When ABC announced plans to bring back Millionaire during the November sweeps, producer Dick Clark decided to get back into the game show business. Clark came up with a concept on Monday and sold it to FOX on Tuesday. The show, aptly named Greed, doubles the big prize to $2 Million, with an interesting wrinkle. Contestants in the final round have already won a million. They can keep it or go double or nothing. In a nation captivated by day trading, Powerball, and casinos on every corner, Greed fits. So far, FOX has improved Thursday night ratings by 85%, to their highest level in five months. Meanwhile, Millionaire is the big hit of ABC's fall TV season.

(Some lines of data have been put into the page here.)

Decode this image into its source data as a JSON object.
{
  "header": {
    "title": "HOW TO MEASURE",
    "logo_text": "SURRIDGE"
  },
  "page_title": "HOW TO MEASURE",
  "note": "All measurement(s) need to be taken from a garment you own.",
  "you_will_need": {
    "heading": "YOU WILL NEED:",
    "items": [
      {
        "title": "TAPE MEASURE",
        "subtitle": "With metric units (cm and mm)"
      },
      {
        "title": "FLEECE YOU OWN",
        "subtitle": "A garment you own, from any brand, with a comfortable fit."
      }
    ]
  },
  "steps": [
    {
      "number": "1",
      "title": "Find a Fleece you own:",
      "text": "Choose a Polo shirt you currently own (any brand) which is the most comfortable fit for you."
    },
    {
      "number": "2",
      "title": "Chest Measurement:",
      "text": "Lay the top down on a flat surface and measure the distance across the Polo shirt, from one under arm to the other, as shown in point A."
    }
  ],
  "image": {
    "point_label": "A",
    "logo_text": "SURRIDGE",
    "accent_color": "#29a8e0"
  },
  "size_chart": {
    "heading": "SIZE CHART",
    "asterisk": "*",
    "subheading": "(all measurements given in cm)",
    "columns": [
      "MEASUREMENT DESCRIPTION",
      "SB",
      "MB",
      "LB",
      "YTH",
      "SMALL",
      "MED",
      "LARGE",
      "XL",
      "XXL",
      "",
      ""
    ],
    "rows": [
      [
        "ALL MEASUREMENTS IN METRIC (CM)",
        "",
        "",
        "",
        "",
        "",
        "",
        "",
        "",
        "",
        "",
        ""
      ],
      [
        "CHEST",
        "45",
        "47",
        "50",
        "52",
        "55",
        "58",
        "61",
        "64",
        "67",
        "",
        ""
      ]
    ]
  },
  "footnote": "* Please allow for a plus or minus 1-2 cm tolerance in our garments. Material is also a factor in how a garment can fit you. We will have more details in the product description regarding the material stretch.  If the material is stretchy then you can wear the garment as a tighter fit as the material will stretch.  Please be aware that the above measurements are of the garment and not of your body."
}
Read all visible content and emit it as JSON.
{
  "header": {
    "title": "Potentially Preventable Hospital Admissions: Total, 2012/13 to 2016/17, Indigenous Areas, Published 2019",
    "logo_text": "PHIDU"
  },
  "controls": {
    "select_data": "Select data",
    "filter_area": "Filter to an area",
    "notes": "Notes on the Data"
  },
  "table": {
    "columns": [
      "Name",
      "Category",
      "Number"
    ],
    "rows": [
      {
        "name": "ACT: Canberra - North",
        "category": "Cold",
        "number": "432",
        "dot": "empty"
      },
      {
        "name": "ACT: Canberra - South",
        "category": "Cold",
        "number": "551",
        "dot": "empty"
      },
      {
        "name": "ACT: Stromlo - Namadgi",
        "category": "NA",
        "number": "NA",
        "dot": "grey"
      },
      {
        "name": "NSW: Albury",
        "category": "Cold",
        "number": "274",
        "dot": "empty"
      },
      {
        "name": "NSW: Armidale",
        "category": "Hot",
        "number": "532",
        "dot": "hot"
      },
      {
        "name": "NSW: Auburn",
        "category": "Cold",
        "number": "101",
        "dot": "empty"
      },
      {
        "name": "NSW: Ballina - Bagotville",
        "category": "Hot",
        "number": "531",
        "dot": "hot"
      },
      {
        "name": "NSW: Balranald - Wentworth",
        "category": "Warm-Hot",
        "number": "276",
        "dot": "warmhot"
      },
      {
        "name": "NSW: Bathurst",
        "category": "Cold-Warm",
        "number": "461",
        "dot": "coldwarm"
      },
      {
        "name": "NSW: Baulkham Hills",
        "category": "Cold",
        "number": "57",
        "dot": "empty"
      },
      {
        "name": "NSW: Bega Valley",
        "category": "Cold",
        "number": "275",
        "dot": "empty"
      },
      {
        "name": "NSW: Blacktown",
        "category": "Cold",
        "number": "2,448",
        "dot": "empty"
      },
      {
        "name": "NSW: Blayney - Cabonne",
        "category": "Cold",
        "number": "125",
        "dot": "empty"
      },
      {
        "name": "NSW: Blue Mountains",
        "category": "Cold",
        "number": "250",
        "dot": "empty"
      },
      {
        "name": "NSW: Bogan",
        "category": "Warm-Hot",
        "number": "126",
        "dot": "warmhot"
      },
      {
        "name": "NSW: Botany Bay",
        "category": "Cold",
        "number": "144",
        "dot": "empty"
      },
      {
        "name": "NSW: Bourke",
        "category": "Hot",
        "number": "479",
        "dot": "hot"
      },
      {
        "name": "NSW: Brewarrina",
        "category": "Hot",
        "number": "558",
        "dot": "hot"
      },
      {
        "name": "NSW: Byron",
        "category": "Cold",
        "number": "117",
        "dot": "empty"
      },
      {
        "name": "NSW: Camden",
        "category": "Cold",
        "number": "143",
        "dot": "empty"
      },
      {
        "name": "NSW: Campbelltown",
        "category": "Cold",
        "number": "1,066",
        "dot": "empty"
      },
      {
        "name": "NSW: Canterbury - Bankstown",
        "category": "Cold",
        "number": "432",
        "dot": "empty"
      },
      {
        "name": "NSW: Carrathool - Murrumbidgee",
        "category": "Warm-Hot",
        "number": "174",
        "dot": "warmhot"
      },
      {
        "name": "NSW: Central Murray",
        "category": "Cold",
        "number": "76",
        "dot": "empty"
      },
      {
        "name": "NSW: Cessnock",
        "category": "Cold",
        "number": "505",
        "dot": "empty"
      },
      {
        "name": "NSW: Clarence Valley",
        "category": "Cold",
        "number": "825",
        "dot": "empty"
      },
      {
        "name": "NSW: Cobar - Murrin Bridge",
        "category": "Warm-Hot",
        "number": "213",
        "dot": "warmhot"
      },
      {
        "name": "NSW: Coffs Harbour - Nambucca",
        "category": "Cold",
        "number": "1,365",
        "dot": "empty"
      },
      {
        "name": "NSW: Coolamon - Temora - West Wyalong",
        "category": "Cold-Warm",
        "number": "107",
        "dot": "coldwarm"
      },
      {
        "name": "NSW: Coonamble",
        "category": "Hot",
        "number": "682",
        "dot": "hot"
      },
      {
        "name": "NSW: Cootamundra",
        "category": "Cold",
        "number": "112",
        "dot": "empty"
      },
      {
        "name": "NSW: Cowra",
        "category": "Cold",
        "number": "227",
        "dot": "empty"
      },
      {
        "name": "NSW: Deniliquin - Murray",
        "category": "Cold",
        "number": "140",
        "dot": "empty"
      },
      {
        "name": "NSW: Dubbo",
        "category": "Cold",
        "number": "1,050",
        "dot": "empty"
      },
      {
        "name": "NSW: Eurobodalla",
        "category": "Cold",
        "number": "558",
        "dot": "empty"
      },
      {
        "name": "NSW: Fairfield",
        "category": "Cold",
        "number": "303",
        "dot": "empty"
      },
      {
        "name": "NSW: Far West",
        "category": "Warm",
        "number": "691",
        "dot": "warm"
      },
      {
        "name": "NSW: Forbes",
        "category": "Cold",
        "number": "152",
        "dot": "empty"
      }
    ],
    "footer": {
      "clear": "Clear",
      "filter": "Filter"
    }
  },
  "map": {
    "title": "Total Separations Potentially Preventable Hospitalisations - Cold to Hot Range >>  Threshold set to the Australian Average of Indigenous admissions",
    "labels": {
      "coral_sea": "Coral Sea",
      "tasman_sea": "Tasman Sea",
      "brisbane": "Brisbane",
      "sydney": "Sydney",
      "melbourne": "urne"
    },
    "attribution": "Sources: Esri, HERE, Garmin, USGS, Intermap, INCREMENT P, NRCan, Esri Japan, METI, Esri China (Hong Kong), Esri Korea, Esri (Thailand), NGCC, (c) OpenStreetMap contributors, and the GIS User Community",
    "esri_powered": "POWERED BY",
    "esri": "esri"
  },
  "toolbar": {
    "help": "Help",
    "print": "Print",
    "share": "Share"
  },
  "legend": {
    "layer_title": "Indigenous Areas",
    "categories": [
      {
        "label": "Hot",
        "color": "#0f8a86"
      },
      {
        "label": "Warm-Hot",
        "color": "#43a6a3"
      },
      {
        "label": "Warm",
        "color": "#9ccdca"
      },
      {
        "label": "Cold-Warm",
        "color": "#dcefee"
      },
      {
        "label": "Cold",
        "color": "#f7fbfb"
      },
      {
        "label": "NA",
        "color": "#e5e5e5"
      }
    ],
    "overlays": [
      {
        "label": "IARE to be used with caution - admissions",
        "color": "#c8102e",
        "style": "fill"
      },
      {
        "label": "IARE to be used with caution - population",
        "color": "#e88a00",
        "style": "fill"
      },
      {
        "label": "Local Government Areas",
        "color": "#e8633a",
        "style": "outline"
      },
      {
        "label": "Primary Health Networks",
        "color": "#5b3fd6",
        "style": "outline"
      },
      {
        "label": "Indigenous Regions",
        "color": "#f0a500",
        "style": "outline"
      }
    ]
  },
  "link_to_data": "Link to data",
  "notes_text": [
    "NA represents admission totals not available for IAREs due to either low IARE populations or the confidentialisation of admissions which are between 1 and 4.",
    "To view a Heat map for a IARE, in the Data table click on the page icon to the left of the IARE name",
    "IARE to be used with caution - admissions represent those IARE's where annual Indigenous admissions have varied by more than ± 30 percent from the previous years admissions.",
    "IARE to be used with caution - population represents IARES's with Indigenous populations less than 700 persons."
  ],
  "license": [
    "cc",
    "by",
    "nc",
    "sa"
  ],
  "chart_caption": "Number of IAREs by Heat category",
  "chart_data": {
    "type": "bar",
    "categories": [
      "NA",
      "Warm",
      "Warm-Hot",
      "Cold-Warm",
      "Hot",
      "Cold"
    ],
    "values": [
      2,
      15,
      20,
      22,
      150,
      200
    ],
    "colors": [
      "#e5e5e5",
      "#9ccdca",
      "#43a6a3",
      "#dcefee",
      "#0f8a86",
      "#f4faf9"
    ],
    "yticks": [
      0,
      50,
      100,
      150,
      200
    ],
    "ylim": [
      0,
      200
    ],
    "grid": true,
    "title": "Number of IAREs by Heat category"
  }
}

Game shows are hot. There hasn't been this much interest in the genre for 30 years. A normal instinct of the TV business is to give the audience more and more of something until it tunes out, the ride-that-horse-'til-it-drops theory of programming. Compared to prime time dramas or sitcoms, game shows are also cheap to produce. That was probably the deciding factor for the big networks. Disney was willing to risk a minimal production budget to wring a few dollars out of ABC, a financial disappointment for the Mouse since the 1995 acquisition. Likewise FOX needed low-budget help on Thursday nights where its highly promoted new sitcoms were getting half the audience of big time wrestling on UPN.
Another normal instinct of the TV business is to revive programming ideas that worked in the past. Game show frenzy fits that pattern. After languishing for a generation in daytime and syndication, this inexpensive genre can be retooled with contemporary high-tech glitz and foisted on a new audience. Or that's what producers and network execs believe, but there are problems with that assumption.
In their heyday, the prime time game shows of the 1950's regularly captured half of all TV viewers. Today even a hit show like Millionaire gets about 1 out of 5. The 50 or more choices on cable have fragmented audiences and forced the big networks to make do with less. Game shows died out in prime time because they had limited potential. In the smaller ratings environment, however, they become viable concepts.
The peril of this strategy is that shows with smaller ratings to begin with cannot sustain much audience loss. My guess is that, when we have these programs on two or more channels every night, we'll remember why we stopped watching them 30 years ago. Millionaire and Greed will go the way of The Gong Show. After all, recycled garbage is still garbage.